The Australian Stock Exchange is bracing for a soft start to June as the global economy grapples with a new trade war after the US announced it will go through with tariffs on aluminium and steel imports from Canada, Mexico and the European Union.
The announcement Friday morning (AEST) reignited investor fears of a global trade war as Washington’s allies took steps to retaliate against American goods.
The move, announced by US Commerce Secretary Wilbur Ross in a telephone briefing, ended months of uncertainty about potential tariff exemptions and suggested a hardening of the Trump administration’s approach to trade negotiations.
A 25 per cent tariff on steel imports and 10 per cent tariff on aluminium imports will be imposed on the EU, Canada and Mexico starting at midnight local time, Mr Ross told reporters.
“We look forward to continued negotiations, both with Canada and Mexico on the one hand, and with the European Commission on the other hand, because there are other issues that we also need to get resolved,” he said.
Australia is exempt from the tariffs after Prime Minister Malcolm Turnbull secured a deal to avoid the US trade measures in March.
Canada and Mexico, embroiled in talks with the US to modernise the North American Free Trade Agreement, responded swiftly.
Canada, the largest supplier of steel to the US, will impose retaliatory tariffs covering $C16.6 billion in imports from the U, including whiskey, orange juice, steel, aluminium and other products, Canadian Foreign Minister Chrystia Freeland said.
Ottawa will also challenge the tariffs under NAFTA and World Trade Organisation rules, she said.
Mexico announced what it described as “equivalent” measures on a wide range of US farm and industrial products.
The measures, which target pork legs, apples, grapes and cheese as well as steel and other products, will be in place until the US government eliminates its tariffs, Mexico’s economy ministry said.

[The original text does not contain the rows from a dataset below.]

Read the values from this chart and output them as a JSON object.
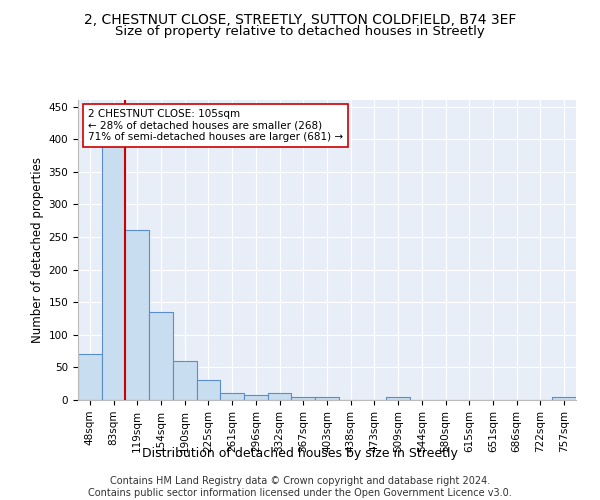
{
  "title1": "2, CHESTNUT CLOSE, STREETLY, SUTTON COLDFIELD, B74 3EF",
  "title2": "Size of property relative to detached houses in Streetly",
  "xlabel": "Distribution of detached houses by size in Streetly",
  "ylabel": "Number of detached properties",
  "bar_labels": [
    "48sqm",
    "83sqm",
    "119sqm",
    "154sqm",
    "190sqm",
    "225sqm",
    "261sqm",
    "296sqm",
    "332sqm",
    "367sqm",
    "403sqm",
    "438sqm",
    "473sqm",
    "509sqm",
    "544sqm",
    "580sqm",
    "615sqm",
    "651sqm",
    "686sqm",
    "722sqm",
    "757sqm"
  ],
  "bar_values": [
    70,
    390,
    260,
    135,
    60,
    30,
    10,
    8,
    10,
    5,
    5,
    0,
    0,
    4,
    0,
    0,
    0,
    0,
    0,
    0,
    4
  ],
  "bar_color": "#c9ddf0",
  "bar_edge_color": "#5a8ec8",
  "bar_edge_width": 0.8,
  "red_line_color": "#cc0000",
  "red_line_x": 1.5,
  "annotation_text_line1": "2 CHESTNUT CLOSE: 105sqm",
  "annotation_text_line2": "← 28% of detached houses are smaller (268)",
  "annotation_text_line3": "71% of semi-detached houses are larger (681) →",
  "ylim": [
    0,
    460
  ],
  "yticks": [
    0,
    50,
    100,
    150,
    200,
    250,
    300,
    350,
    400,
    450
  ],
  "fig_bg_color": "#ffffff",
  "plot_bg_color": "#e8eef8",
  "grid_color": "#ffffff",
  "footer1": "Contains HM Land Registry data © Crown copyright and database right 2024.",
  "footer2": "Contains public sector information licensed under the Open Government Licence v3.0.",
  "title1_fontsize": 10,
  "title2_fontsize": 9.5,
  "xlabel_fontsize": 9,
  "ylabel_fontsize": 8.5,
  "tick_fontsize": 7.5,
  "annotation_fontsize": 7.5,
  "footer_fontsize": 7
}
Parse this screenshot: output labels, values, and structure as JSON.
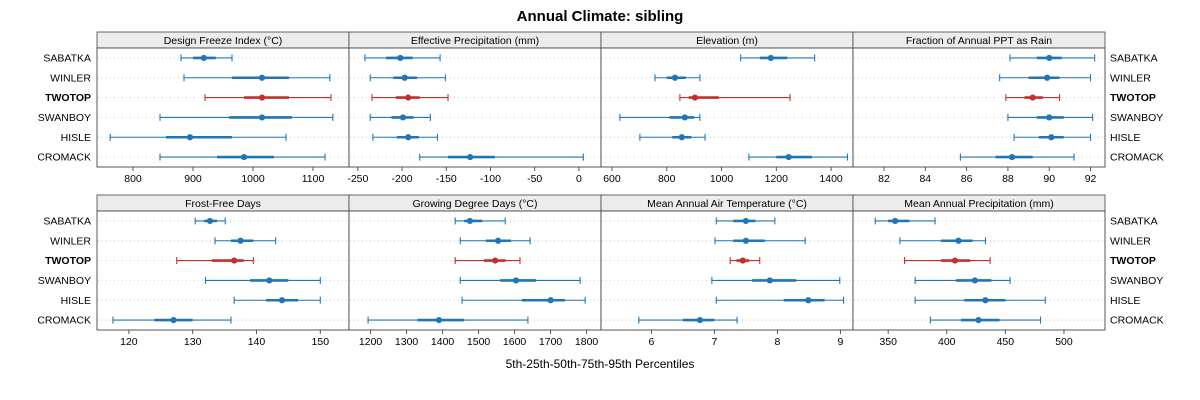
{
  "title": "Annual Climate: sibling",
  "caption": "5th-25th-50th-75th-95th Percentiles",
  "sites": [
    "SABATKA",
    "WINLER",
    "TWOTOP",
    "SWANBOY",
    "HISLE",
    "CROMACK"
  ],
  "highlight_site": "TWOTOP",
  "colors": {
    "default": "#2076b4",
    "highlight": "#c22f2e",
    "strip_bg": "#ececec",
    "grid": "#c9c9c9",
    "border": "#444444",
    "text": "#000000"
  },
  "chart_data": {
    "type": "dotplot-percentiles",
    "percentiles": [
      5,
      25,
      50,
      75,
      95
    ],
    "legend_position": "none",
    "grid": "dotted-horizontal",
    "panels": [
      {
        "title": "Design Freeze Index (°C)",
        "row": 0,
        "col": 0,
        "xlim": [
          740,
          1160
        ],
        "ticks": [
          800,
          900,
          1000,
          1100
        ],
        "series": [
          [
            880,
            900,
            918,
            938,
            965
          ],
          [
            885,
            965,
            1015,
            1060,
            1128
          ],
          [
            920,
            985,
            1015,
            1060,
            1130
          ],
          [
            845,
            960,
            1015,
            1065,
            1133
          ],
          [
            762,
            855,
            895,
            965,
            1055
          ],
          [
            845,
            940,
            985,
            1035,
            1120
          ]
        ]
      },
      {
        "title": "Effective Precipitation (mm)",
        "row": 0,
        "col": 1,
        "xlim": [
          -260,
          25
        ],
        "ticks": [
          -250,
          -200,
          -150,
          -100,
          -50,
          0
        ],
        "series": [
          [
            -242,
            -218,
            -202,
            -188,
            -157
          ],
          [
            -236,
            -210,
            -197,
            -183,
            -151
          ],
          [
            -234,
            -207,
            -193,
            -180,
            -148
          ],
          [
            -236,
            -212,
            -199,
            -187,
            -168
          ],
          [
            -233,
            -206,
            -193,
            -181,
            -160
          ],
          [
            -180,
            -148,
            -123,
            -95,
            5
          ]
        ]
      },
      {
        "title": "Elevation (m)",
        "row": 0,
        "col": 2,
        "xlim": [
          560,
          1480
        ],
        "ticks": [
          600,
          800,
          1000,
          1200,
          1400
        ],
        "series": [
          [
            1070,
            1140,
            1180,
            1240,
            1340
          ],
          [
            757,
            800,
            830,
            870,
            921
          ],
          [
            848,
            880,
            903,
            990,
            1250
          ],
          [
            629,
            810,
            866,
            900,
            921
          ],
          [
            702,
            820,
            855,
            890,
            940
          ],
          [
            1100,
            1200,
            1245,
            1330,
            1460
          ]
        ]
      },
      {
        "title": "Fraction of Annual PPT as Rain",
        "row": 0,
        "col": 3,
        "xlim": [
          80.5,
          92.7
        ],
        "ticks": [
          82,
          84,
          86,
          88,
          90,
          92
        ],
        "series": [
          [
            88.1,
            89.4,
            90.0,
            90.6,
            92.2
          ],
          [
            87.6,
            89.0,
            89.9,
            90.5,
            92.0
          ],
          [
            87.9,
            88.8,
            89.2,
            89.7,
            90.5
          ],
          [
            88.0,
            89.4,
            90.0,
            90.7,
            92.1
          ],
          [
            88.3,
            89.5,
            90.1,
            90.7,
            92.0
          ],
          [
            85.7,
            87.4,
            88.2,
            89.2,
            91.2
          ]
        ]
      },
      {
        "title": "Frost-Free Days",
        "row": 1,
        "col": 0,
        "xlim": [
          115,
          154.5
        ],
        "ticks": [
          120,
          130,
          140,
          150
        ],
        "series": [
          [
            130.4,
            131.8,
            132.7,
            133.8,
            135.1
          ],
          [
            133.5,
            136,
            137.5,
            139.5,
            143
          ],
          [
            127.5,
            133,
            136.5,
            138,
            139.5
          ],
          [
            132,
            139,
            142,
            145,
            150
          ],
          [
            136.5,
            141.5,
            144,
            146.5,
            150
          ],
          [
            117.5,
            124,
            127,
            130,
            136
          ]
        ]
      },
      {
        "title": "Growing Degree Days (°C)",
        "row": 1,
        "col": 1,
        "xlim": [
          1140,
          1840
        ],
        "ticks": [
          1200,
          1300,
          1400,
          1500,
          1600,
          1700,
          1800
        ],
        "series": [
          [
            1435,
            1460,
            1476,
            1510,
            1574
          ],
          [
            1449,
            1520,
            1554,
            1590,
            1643
          ],
          [
            1435,
            1515,
            1546,
            1575,
            1615
          ],
          [
            1449,
            1560,
            1604,
            1660,
            1782
          ],
          [
            1454,
            1620,
            1700,
            1740,
            1796
          ],
          [
            1193,
            1330,
            1390,
            1460,
            1637
          ]
        ]
      },
      {
        "title": "Mean Annual Air Temperature (°C)",
        "row": 1,
        "col": 2,
        "xlim": [
          5.2,
          9.2
        ],
        "ticks": [
          6,
          7,
          8,
          9
        ],
        "series": [
          [
            7.03,
            7.3,
            7.5,
            7.65,
            7.96
          ],
          [
            7.01,
            7.3,
            7.5,
            7.8,
            8.44
          ],
          [
            7.25,
            7.35,
            7.45,
            7.55,
            7.72
          ],
          [
            6.96,
            7.6,
            7.88,
            8.3,
            8.99
          ],
          [
            7.03,
            8.1,
            8.49,
            8.75,
            9.05
          ],
          [
            5.8,
            6.5,
            6.77,
            7.0,
            7.36
          ]
        ]
      },
      {
        "title": "Mean Annual Precipitation (mm)",
        "row": 1,
        "col": 3,
        "xlim": [
          320,
          535
        ],
        "ticks": [
          350,
          400,
          450,
          500
        ],
        "series": [
          [
            339,
            350,
            356,
            368,
            390
          ],
          [
            360,
            395,
            410,
            422,
            433
          ],
          [
            364,
            395,
            407,
            420,
            437
          ],
          [
            373,
            408,
            424,
            438,
            454
          ],
          [
            373,
            415,
            433,
            450,
            484
          ],
          [
            386,
            412,
            427,
            445,
            480
          ]
        ]
      }
    ]
  }
}
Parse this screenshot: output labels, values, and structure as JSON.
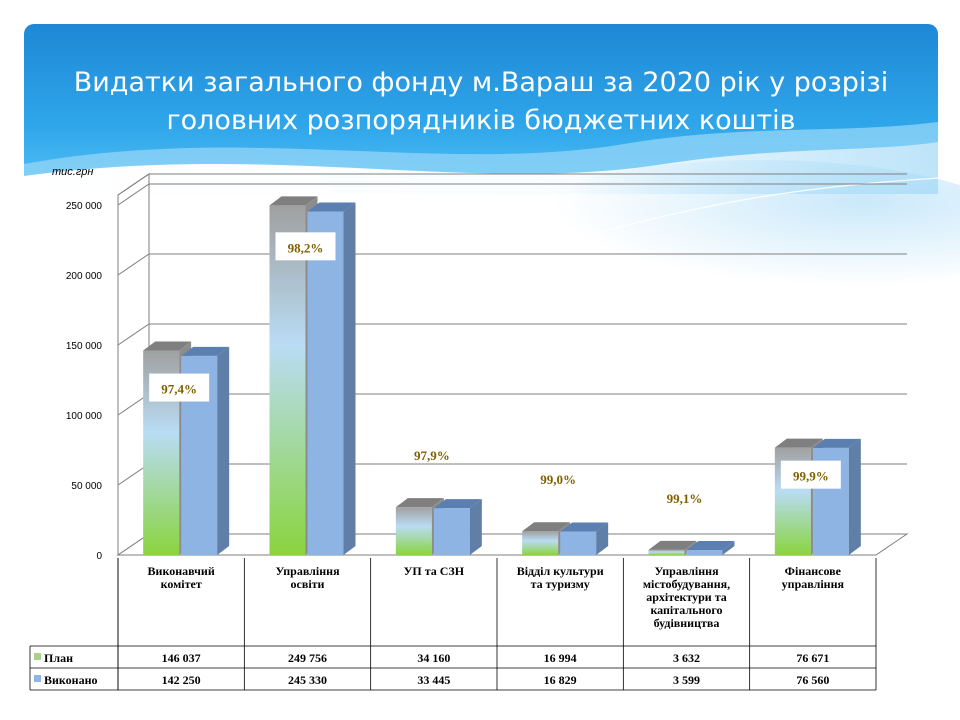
{
  "slide": {
    "title_line1": "Видатки загального фонду м.Вараш за 2020 рік у розрізі",
    "title_line2": "головних розпорядників бюджетних коштів"
  },
  "chart_data": {
    "type": "bar",
    "unit": "тис.грн",
    "categories": [
      [
        "Виконавчий",
        "комітет"
      ],
      [
        "Управління",
        "освіти"
      ],
      [
        "УП та СЗН"
      ],
      [
        "Відділ культури",
        "та туризму"
      ],
      [
        "Управління",
        "містобудування,",
        "архітектури та",
        "капітального",
        "будівництва"
      ],
      [
        "Фінансове",
        "управління"
      ]
    ],
    "series": [
      {
        "name": "План",
        "values": [
          146037,
          249756,
          34160,
          16994,
          3632,
          76671
        ],
        "display": [
          "146 037",
          "249 756",
          "34 160",
          "16 994",
          "3 632",
          "76 671"
        ]
      },
      {
        "name": "Виконано",
        "values": [
          142250,
          245330,
          33445,
          16829,
          3599,
          76560
        ],
        "display": [
          "142 250",
          "245 330",
          "33 445",
          "16 829",
          "3 599",
          "76 560"
        ]
      }
    ],
    "percent_labels": [
      "97,4%",
      "98,2%",
      "97,9%",
      "99,0%",
      "99,1%",
      "99,9%"
    ],
    "ylim": [
      0,
      250000
    ],
    "yticks": [
      0,
      50000,
      100000,
      150000,
      200000,
      250000
    ],
    "ytick_labels": [
      "0",
      "50 000",
      "100 000",
      "150 000",
      "200 000",
      "250 000"
    ],
    "grid": true,
    "colors": {
      "plan": "#a6a6a6",
      "done": "#8eb4e3",
      "label": "#7f6000",
      "grid": "#7f7f7f"
    }
  }
}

The EU has threatened tariffs on Harley-Davidson motorcycles and bourbon, measures aimed at the political bases of US Republican legislators.
“This (US) measure brings the danger of a spiral of escalation, which in the end harms everyone,” German government spokesman Steffen Seibert said in a statement, adding that Germany would continue to push for free trade and open markets.
EU members have given broad support to a European Commission plan to set duties on 2.8 billion euros ($A4.3.billion) of US exports if Washington ends the tariff exemption. EU exports potentially subject to US duties are worth 6.4 billion euros.
“It’s entirely up to US authorities whether they want to enter into a trade conflict with their biggest partner, Europe,” France’s Finance Minister Bruno Le Maire said after meeting with Ross on Thursday.
US President Donald Trump announced the tariffs in March as part of an effort to protect US industry and workers from what he described as unfair international competition, a key theme of his “America First” agenda.
Temporary exemptions were granted to a number of nations and permanent ones to several countries including Australia, Argentina and South Korea. US trading partners had demanded that the exemptions be extended or made permanent.
The tariffs are aimed at allowing the US steel and aluminium industries to increase their capacity utilisation rates above 80 per cent for the first time in years.
The US administration also launched a national security investigation last week into car and truck imports, using the same 1962 law it has applied to curb incoming steel and aluminium.